How probiotics build your immunity?

How probiotics build your immunity?

There are many factors that can influence our immune system. One involves our gut and bugs or microorganisms called probiotics.

You may have heard of probiotics before and wondered what they are? What they do? And how to include them in your diet?

What are probiotics

The word probiotic has come from the Latin preposition “pro,” meaning “for” and the Greek word “biotic” meaning “bios” or “life”.

Probiotics are natural live microorganisms (or ‘good bacteria’), when in adequate (live) amounts promote health and wellbeing. Some benefits include: keeping the lining of the gut healthy, aiding in digestion, absorbing nutrients, influencing our mood and supporting the immune system.

Keeping our good bacteria healthy?

This ‘good bacteria’ feeds off a type of fibre called prebiotic fibre. This fibre is like a food or fertiliser for the probiotics, stimulating the growth. Prebiotic fibres are found in foods such as apples, pears, onions, nuts and cooked, cooled potatoes or rice that form resistant starch (starch resistant to digestion).

The good gut bacteria ferment the prebiotic fibre producing fatty chain fatty acids that are responsible for many of the health benefits probiotics provide.

The greater the diversity of good gut bacteria the better it seems. We still have a lot to learn about this whole microorganism system.

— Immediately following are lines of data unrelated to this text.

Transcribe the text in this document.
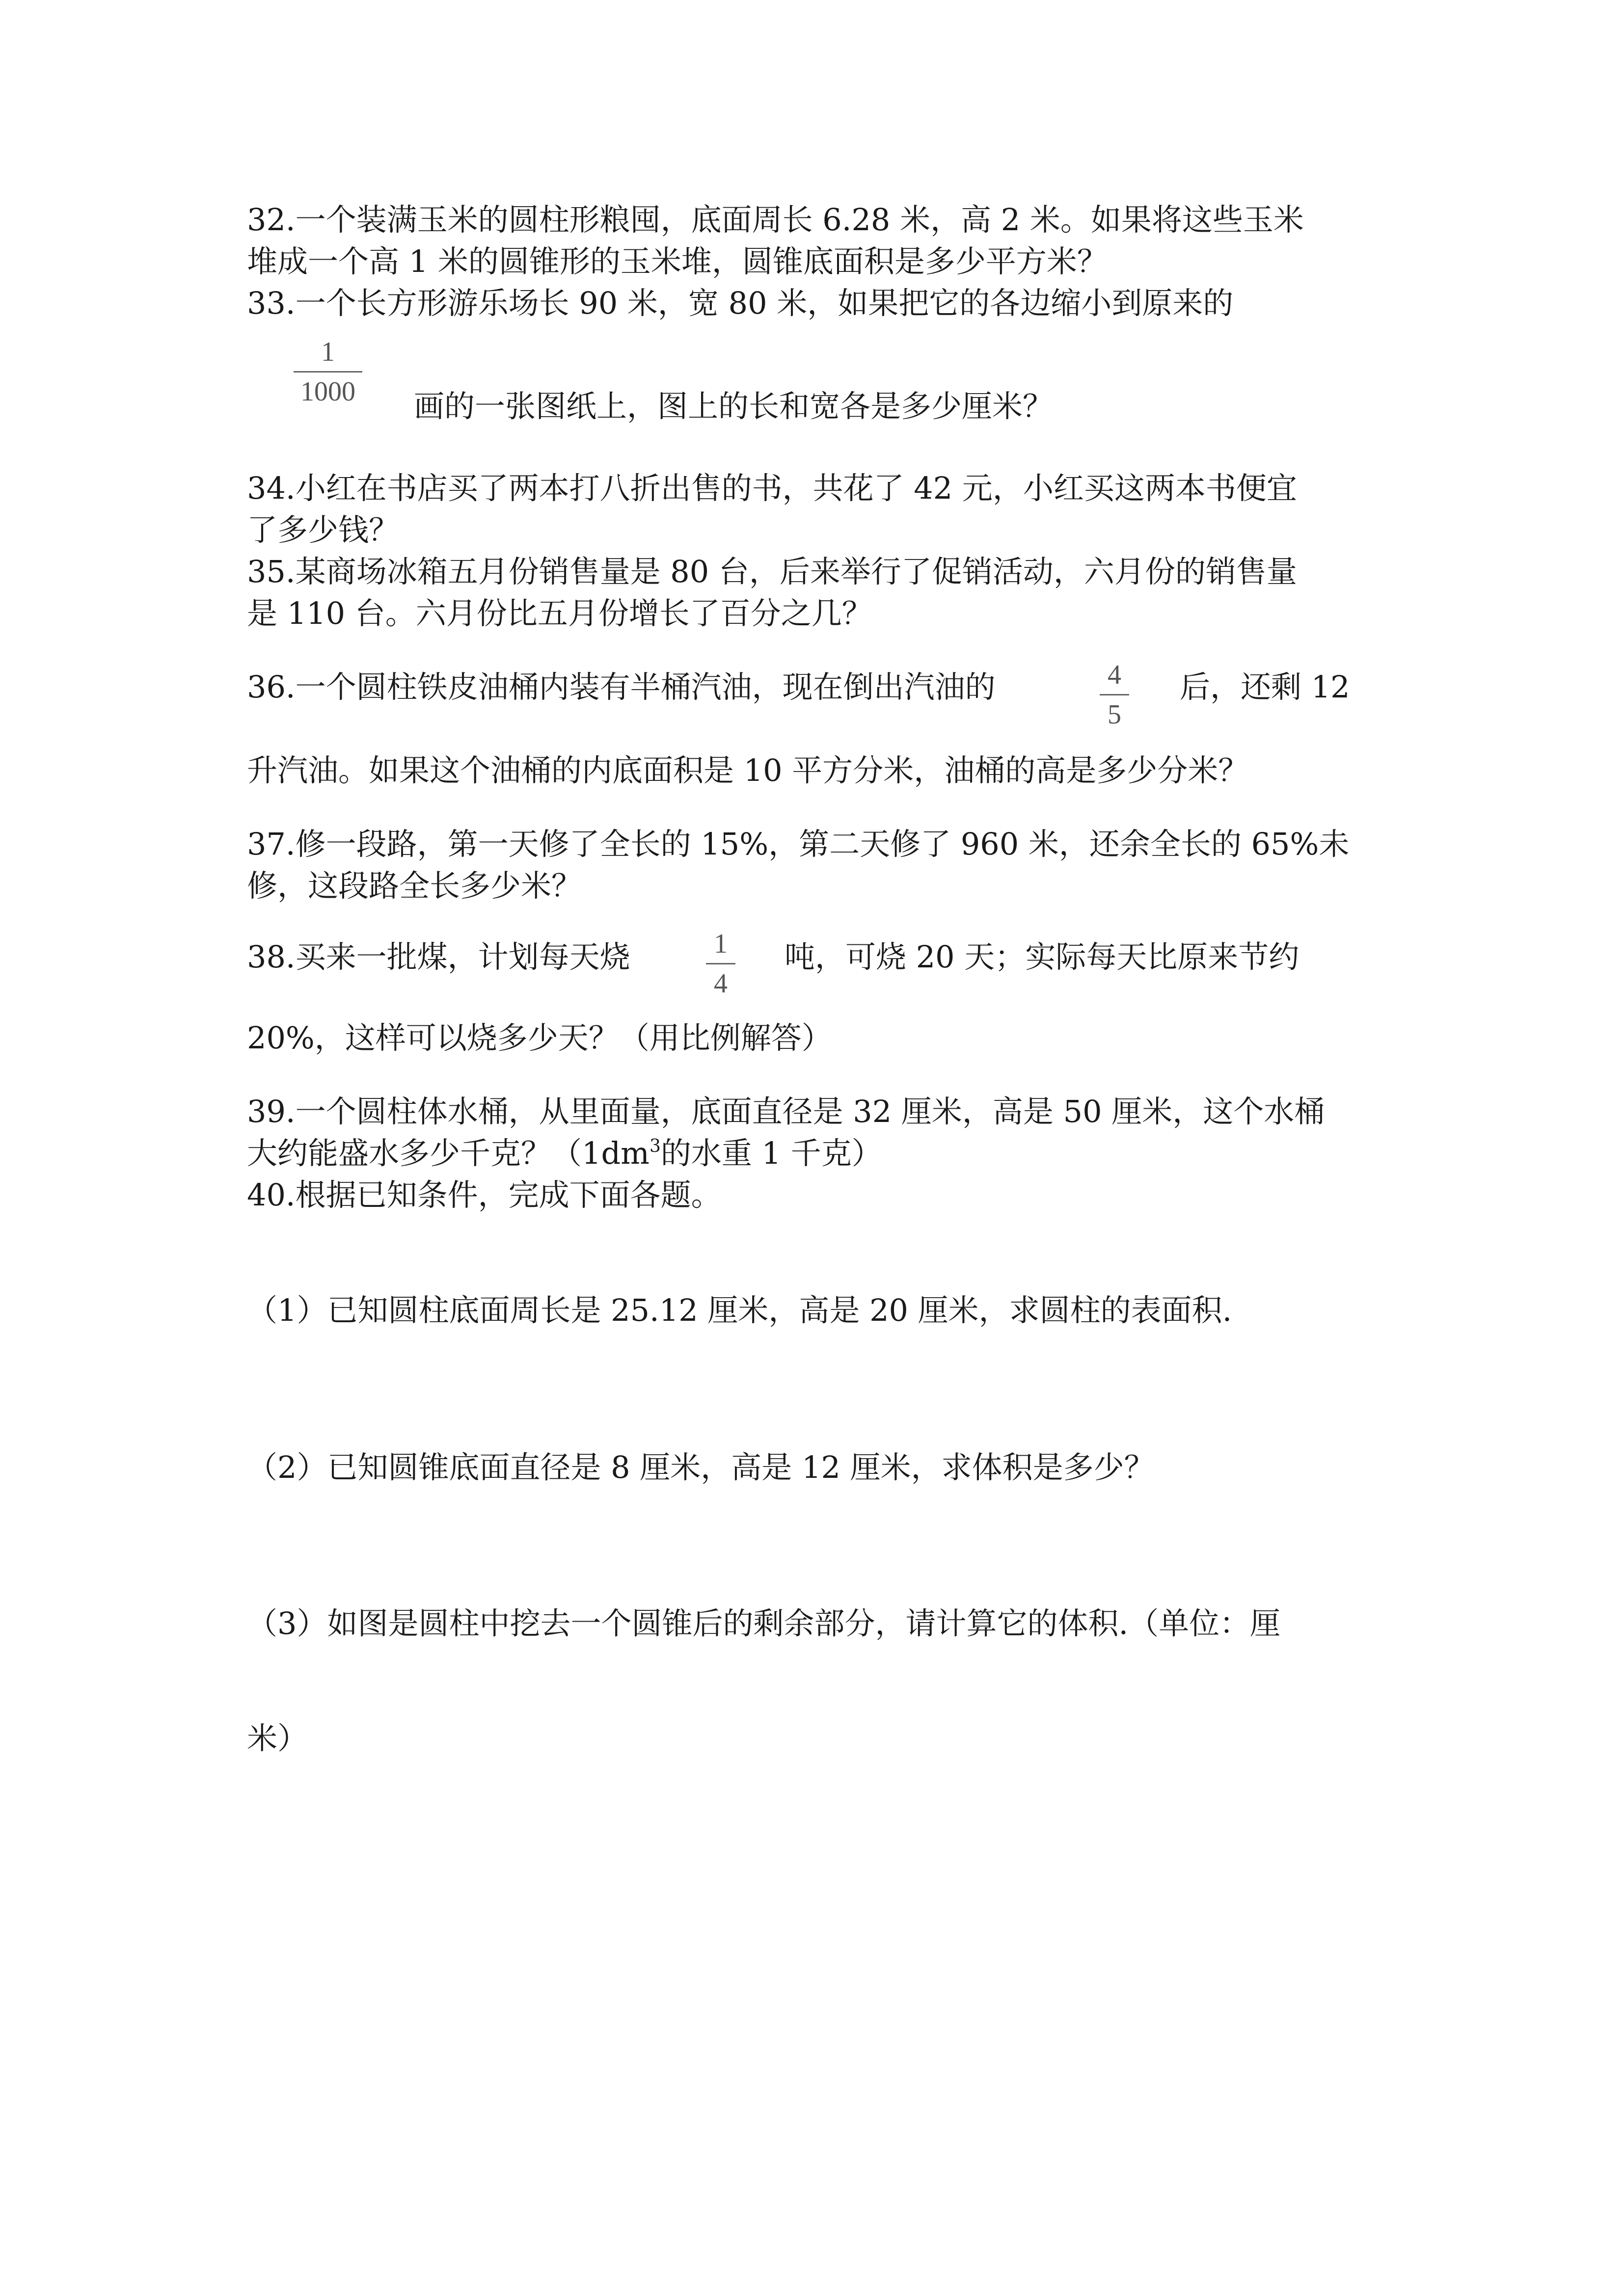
32.一个装满玉米的圆柱形粮囤，底面周长 6.28 米，高 2 米。如果将这些玉米
堆成一个高 1 米的圆锥形的玉米堆，圆锥底面积是多少平方米？
33.一个长方形游乐场长 90 米，宽 80 米，如果把它的各边缩小到原来的
1
1000 画的一张图纸上，图上的长和宽各是多少厘米？
34.小红在书店买了两本打八折出售的书，共花了 42 元，小红买这两本书便宜
了多少钱？
35.某商场冰箱五月份销售量是 80 台，后来举行了促销活动，六月份的销售量
是 110 台。六月份比五月份增长了百分之几？
36.一个圆柱铁皮油桶内装有半桶汽油，现在倒出汽油的	4
5
后，还剩 12
升汽油。如果这个油桶的内底面积是 10 平方分米，油桶的高是多少分米？
37.修一段路，第一天修了全长的 15%，第二天修了 960 米，还余全长的 65%未
修，这段路全长多少米？
38.买来一批煤，计划每天烧	1
4
吨，可烧 20 天；实际每天比原来节约
20%，这样可以烧多少天？（用比例解答）
39.一个圆柱体水桶，从里面量，底面直径是 32 厘米，高是 50 厘米，这个水桶
大约能盛水多少千克？（$1dm^3$的水重 1 千克）
40.根据已知条件，完成下面各题。
（1）已知圆柱底面周长是 25.12 厘米，高是 20 厘米，求圆柱的表面积.
（2）已知圆锥底面直径是 8 厘米，高是 12 厘米，求体积是多少？
（3）如图是圆柱中挖去一个圆锥后的剩余部分，请计算它的体积.（单位：厘
米）
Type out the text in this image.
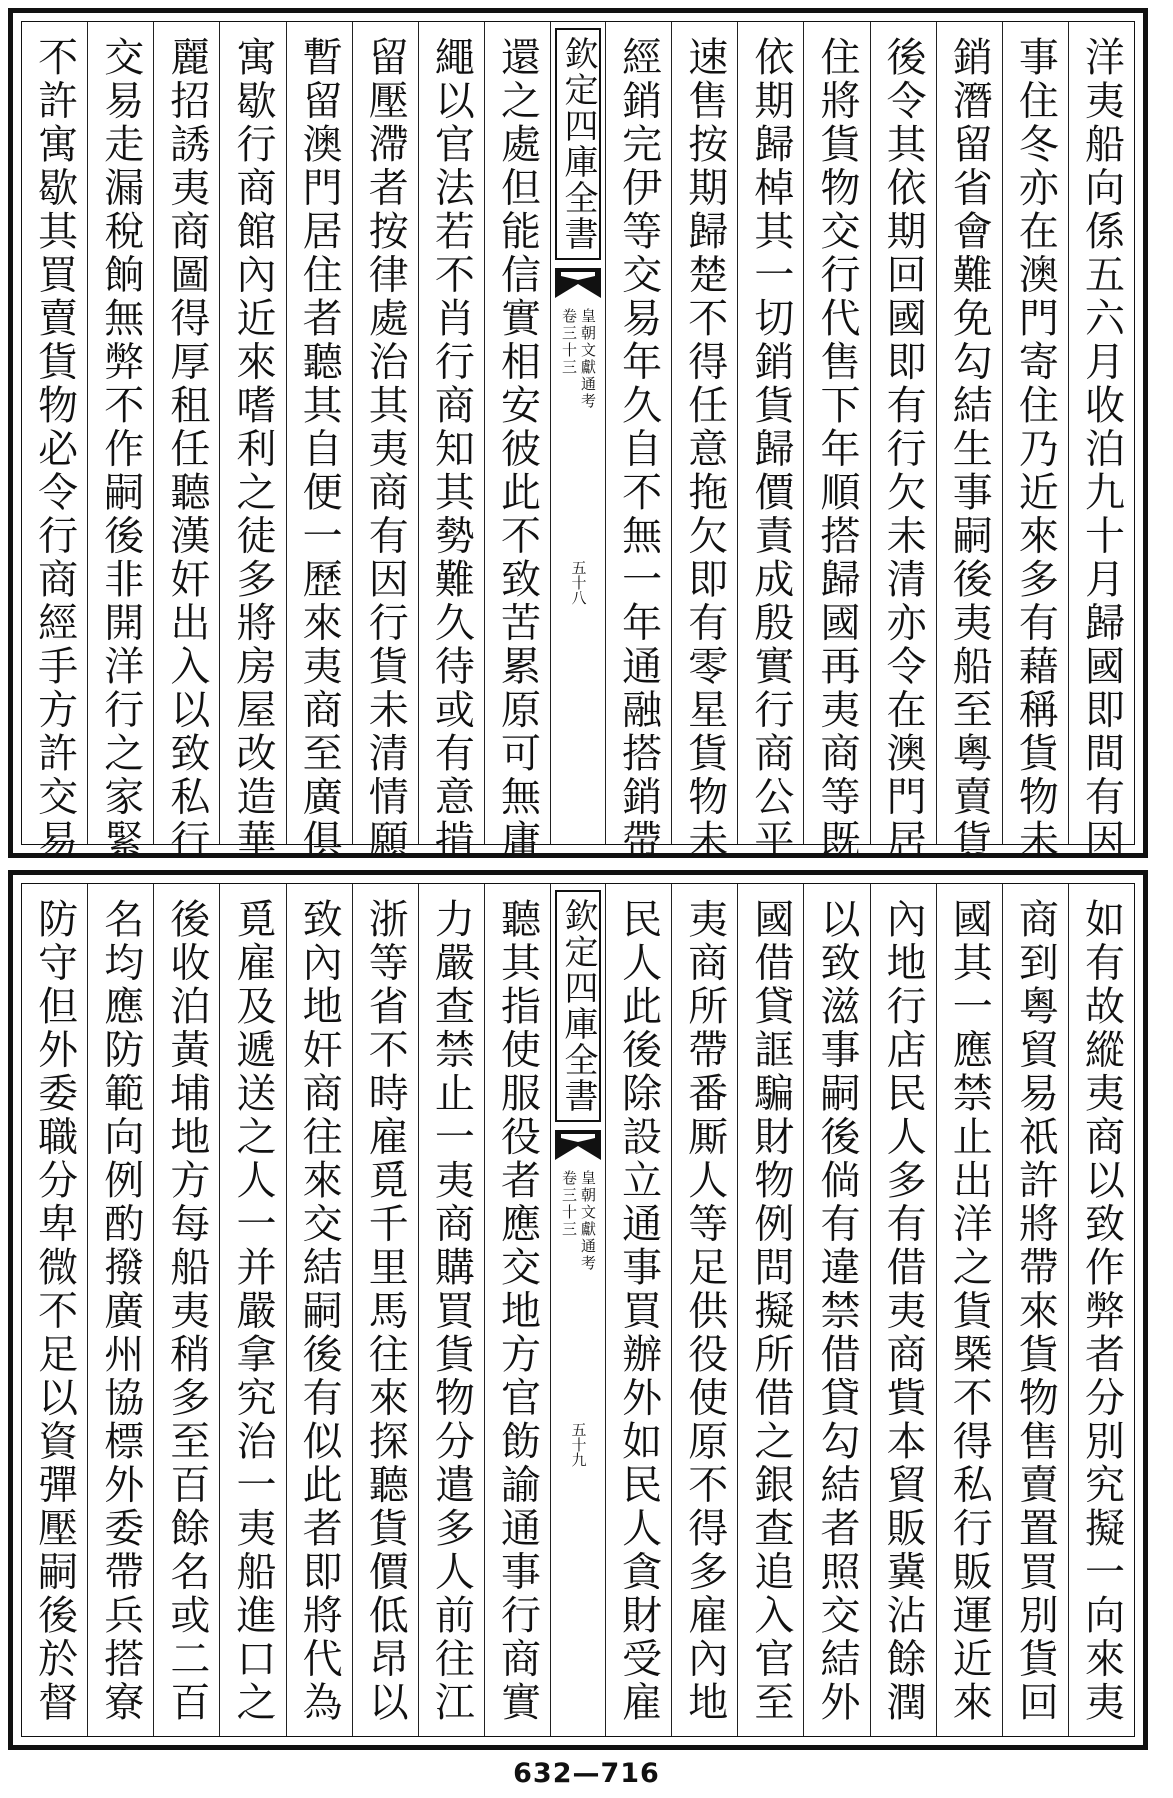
洋夷船向係五六月收泊九十月歸國即間有因
事住冬亦在澳門寄住乃近來多有藉稱貨物未
銷潛留省會難免勾結生事嗣後夷船至粵賣貨
後令其依期回國即有行欠未清亦令在澳門居
住將貨物交行代售下年順搭歸國再夷商等既
依期歸棹其一切銷貨歸價責成殷實行商公平
速售按期歸楚不得任意拖欠即有零星貨物未
經銷完伊等交易年久自不無一年通融搭銷帶
欽定四庫全書
皇朝文獻通考
卷三十三
五十八
還之處但能信實相安彼此不致苦累原可無庸
繩以官法若不肖行商知其勢難久待或有意掯
留壓滯者按律處治其夷商有因行貨未清情願
暫留澳門居住者聽其自便一歷來夷商至廣俱
寓歇行商館內近來嗜利之徒多將房屋改造華
麗招誘夷商圖得厚租任聽漢奸出入以致私行
交易走漏稅餉無弊不作嗣後非開洋行之家緊
不許寓歇其買賣貨物必令行商經手方許交易
如有故縱夷商以致作弊者分別究擬一向來夷
商到粵貿易祇許將帶來貨物售賣置買別貨回
國其一應禁止出洋之貨槩不得私行販運近來
內地行店民人多有借夷商貲本貿販冀沾餘潤
以致滋事嗣後倘有違禁借貸勾結者照交結外
國借貸誆騙財物例問擬所借之銀查追入官至
夷商所帶番厮人等足供役使原不得多雇內地
民人此後除設立通事買辦外如民人貪財受雇
欽定四庫全書
皇朝文獻通考
卷三十三
五十九
聽其指使服役者應交地方官飭諭通事行商實
力嚴查禁止一夷商購買貨物分遣多人前往江
浙等省不時雇覓千里馬往來探聽貨價低昂以
致內地奸商往來交結嗣後有似此者即將代為
覓雇及遞送之人一并嚴拿究治一夷船進口之
後收泊黃埔地方每船夷稍多至百餘名或二百
名均應防範向例酌撥廣州協標外委帶兵搭寮
防守但外委職分卑微不足以資彈壓嗣後於督
632—716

Probiotics and the immune system

Did you know a healthy gut microbiome may help keep our immune system strong? It does this by:

  • Sending signals to the immune system with the help of the short chain fatty acids produced by the good gut bacteria. The fatty acids cross the gut lining into the blood stream and travel around to various parts of the body’s immune system
  • The good gut bacteria can also form a barrier along the lining of the intestinal (gut) wall, that prevents the viruses (bad guys) from entering the bloodstream
  • Probiotics help with digestion and absorption of nutrients in the gut

Absorbing a variety of nutrients is important for the functioning of the immune system, therefore when the gut is not working well nutrients can miss out on absorption and you may not have all the nutrients you need, for your immune system.

Research has shown that probiotics may prevent the growth of harmful bacteria. In fact, probiotics can activate immune cells that help defend our bodies from pathogens (viruses).

Common types of probiotic bacteria

The common beneficial types of probiotic bacteria are Lactobacillus and Bifidobacterium. You will commonly see the types of bacteria present in the ingredients lists of food products as well as in the number of bacteria; CFU (colony forming units).  Bifidobacterium are particularly useful for digestive issues and may increase bowel regularity. This is the main probiotic found in Rokeby Farms Probiotic Yoghurt.

There are thousands of different gut bacteria. It is important to look for probiotics that have a known health effect for a condition you may be trying to treat.

Where can you find them?

Beneficial bacteria can be found in fermented foods, in particular yoghurt, sauerkraut, miso and kimchi. They are considered probiotic if there are sufficient numbers with a known health benefit. That doesn’t mean fermented foods with smaller amounts aren’t beneficial. It may just mean research is yet to show what the health benefit of these bacteria are.

Rokeby Farms probiotic yoghurt, Filmjolk has 15 different cultures including Bifidobacterium.  You may also find them fortified (added) in foods or as supplements.

Favourite way to enjoy probiotic containing foods are:

  • Using a mix of Rokeby farms Probiotic Yoghurt (Filmjolk) with muesli and seasonal fruits for a pre or post training snack or breakfast.
  • Yoghurt and berries
  • Using kimchi in poke/nourish bowls
  • Having sauerkraut or kimchi in a sandwich

Fermented and probiotic foods are just another way to aid our health and wellbeing.

If you have symptoms it is always best to seek advice from a health professional such as your GP or Accredited Practising Dietitian.